Eu fiquei pensando nas palavras dela e sobre como o rosto do Charles tinha aparecido na minha mente quando ela perguntara. Não ficou claro para mim naquele momento. Eu só percebi que eu tinha sentimentos por Charles, dois anos depois, quando sua ausência fazia tanta falta que eu chegava a chorar em silêncio no travesseiro.





—Então? — A voz do Jacob ressoou baixinho no ouvido de Charles. Thomas não ouvia direito, tendo que adivinhar o que eles falavam. — Você com um rostinho desse deve ter quebrado muitos corações. — Jacob passou o dedo na bochecha rosada de Charles que se arrepiou. — Sua irmã me disse que você ainda não descobriu o que gosta.

Charles suspirou.

—Ela não sabe da história.

Jacob sorriu e se ajeitou na cadeira.

—Me conte a história. Você não parece que tem uma história tão sofrida.

—É porque não é "tão sofrida". — Charles disse, fazendo aspas com os dedos. — Qual a sua história? — Jacob abaixou o olhar. — Eu conto a minha se você contar a sua.
Jacob sorriu.

—Minha mãe é fanática religiosa. Ela me criou dentro da igreja, um dia eu descobri que gostava de meninos, ela descobriu, brigou comigo, me expulsou de casa, eu fui morar com o meu mino, então a gente se separou há algum tempo e... — Ele parou para respirar um pouco. Contara tudo rapidamente porque estava curioso para saber a história de Charles. — Bom, aqui estou. Agora conte-me.

—Isso não é uma história. — Charles riu.

—É o máximo que vai conseguir de mim agora. — Jacob disse e então deu dois tapinhas na mesa. — Agora conte-me a sua.

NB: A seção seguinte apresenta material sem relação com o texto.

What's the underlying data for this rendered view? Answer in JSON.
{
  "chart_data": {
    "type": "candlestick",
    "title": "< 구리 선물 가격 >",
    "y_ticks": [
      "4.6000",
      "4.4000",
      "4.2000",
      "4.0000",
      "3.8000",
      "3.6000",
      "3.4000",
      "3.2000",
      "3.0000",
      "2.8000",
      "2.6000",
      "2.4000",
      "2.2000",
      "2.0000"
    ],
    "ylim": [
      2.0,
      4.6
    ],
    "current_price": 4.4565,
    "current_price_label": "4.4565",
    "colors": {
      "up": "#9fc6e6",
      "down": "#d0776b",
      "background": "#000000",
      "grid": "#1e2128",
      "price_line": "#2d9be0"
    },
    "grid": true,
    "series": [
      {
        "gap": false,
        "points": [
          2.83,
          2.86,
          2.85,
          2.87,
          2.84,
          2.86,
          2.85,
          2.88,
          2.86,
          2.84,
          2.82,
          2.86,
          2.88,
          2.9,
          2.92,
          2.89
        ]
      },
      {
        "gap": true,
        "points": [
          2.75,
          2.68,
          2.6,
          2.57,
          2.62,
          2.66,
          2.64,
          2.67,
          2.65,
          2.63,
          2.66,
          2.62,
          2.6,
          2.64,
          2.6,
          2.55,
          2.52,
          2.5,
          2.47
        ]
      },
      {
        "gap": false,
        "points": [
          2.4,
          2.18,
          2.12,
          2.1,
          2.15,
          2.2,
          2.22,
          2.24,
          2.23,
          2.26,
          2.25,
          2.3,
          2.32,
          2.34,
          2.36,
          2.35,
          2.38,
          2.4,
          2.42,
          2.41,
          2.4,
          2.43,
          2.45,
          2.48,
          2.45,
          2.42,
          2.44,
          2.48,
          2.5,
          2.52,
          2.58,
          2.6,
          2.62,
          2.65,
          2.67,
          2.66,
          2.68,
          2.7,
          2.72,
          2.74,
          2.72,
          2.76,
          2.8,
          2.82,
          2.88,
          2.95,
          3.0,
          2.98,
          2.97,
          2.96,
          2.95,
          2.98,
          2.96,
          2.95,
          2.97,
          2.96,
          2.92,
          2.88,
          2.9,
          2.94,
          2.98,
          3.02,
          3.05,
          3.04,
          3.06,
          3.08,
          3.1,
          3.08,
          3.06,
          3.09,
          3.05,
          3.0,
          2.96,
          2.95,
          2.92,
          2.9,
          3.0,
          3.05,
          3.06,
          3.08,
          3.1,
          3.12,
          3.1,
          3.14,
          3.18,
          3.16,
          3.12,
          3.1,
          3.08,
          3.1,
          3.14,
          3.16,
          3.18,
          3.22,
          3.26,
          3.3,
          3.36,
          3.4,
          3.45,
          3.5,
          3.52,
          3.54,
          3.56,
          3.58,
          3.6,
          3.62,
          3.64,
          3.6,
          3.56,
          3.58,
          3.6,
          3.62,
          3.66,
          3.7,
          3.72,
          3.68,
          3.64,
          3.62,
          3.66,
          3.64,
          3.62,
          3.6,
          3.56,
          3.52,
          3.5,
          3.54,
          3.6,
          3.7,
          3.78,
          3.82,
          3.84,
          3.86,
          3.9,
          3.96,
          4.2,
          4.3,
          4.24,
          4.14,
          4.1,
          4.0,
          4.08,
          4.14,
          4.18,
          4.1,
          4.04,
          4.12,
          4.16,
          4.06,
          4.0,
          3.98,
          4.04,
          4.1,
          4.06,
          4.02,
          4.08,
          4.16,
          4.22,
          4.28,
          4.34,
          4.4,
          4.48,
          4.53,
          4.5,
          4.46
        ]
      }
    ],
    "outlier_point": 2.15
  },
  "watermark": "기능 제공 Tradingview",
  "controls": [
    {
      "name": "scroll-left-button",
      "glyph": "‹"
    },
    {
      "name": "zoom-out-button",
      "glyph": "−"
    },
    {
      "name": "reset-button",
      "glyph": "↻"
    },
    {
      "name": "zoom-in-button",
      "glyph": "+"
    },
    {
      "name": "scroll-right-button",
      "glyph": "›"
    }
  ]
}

Charles respirou fundo e começou.

—Na época, eu namorava essa garota, Cristina. Isso foi há seis meses. Ela estava me pressionando para fazer algo mais... íntimo, e eu não queria. Um dia, na casa dela, a gente brigou por causa disso. Ela saiu chorando e me deixou sozinho com o irmão dela. Ele me consolou e tal... Uma coisa levou a outra e...

—Você pegou o irmão dela? — Jacob perguntou rindo, entusiasmado com a história. Charles sorriu amarelo. — Clássico.

—E o pior é que eu tinha gostado. Aí quando ela chegou, a gente terminou, e, pouco tempo depois, eu estava namorando com o irmão dela. Nosso relacionamento durou pouco tempo. Até que eu descobri que ele já estava namorando com outro cara e eu tinha sido aquele com quem ele traiu.
Jacob ficou em silêncio por um tempo, ainda analisando a história que tinha acabado de ouvir. Charles, parou e olhou para os lados, mudando completamente o tom de sua voz. Ele obviamente não gostava de falar sobre aquilo.

—E cadê nosso pedido?

Eu observava a proximidade que os dois estavam tendo.

Acho que era um encontro.

Eu precisava acabar com aquilo.

Só que eu não poderia sair do caixa naquele momento. "Se a vida ter der limões, faça uma limonada". Lembrei das palavras da minha mãe. O que ela faria?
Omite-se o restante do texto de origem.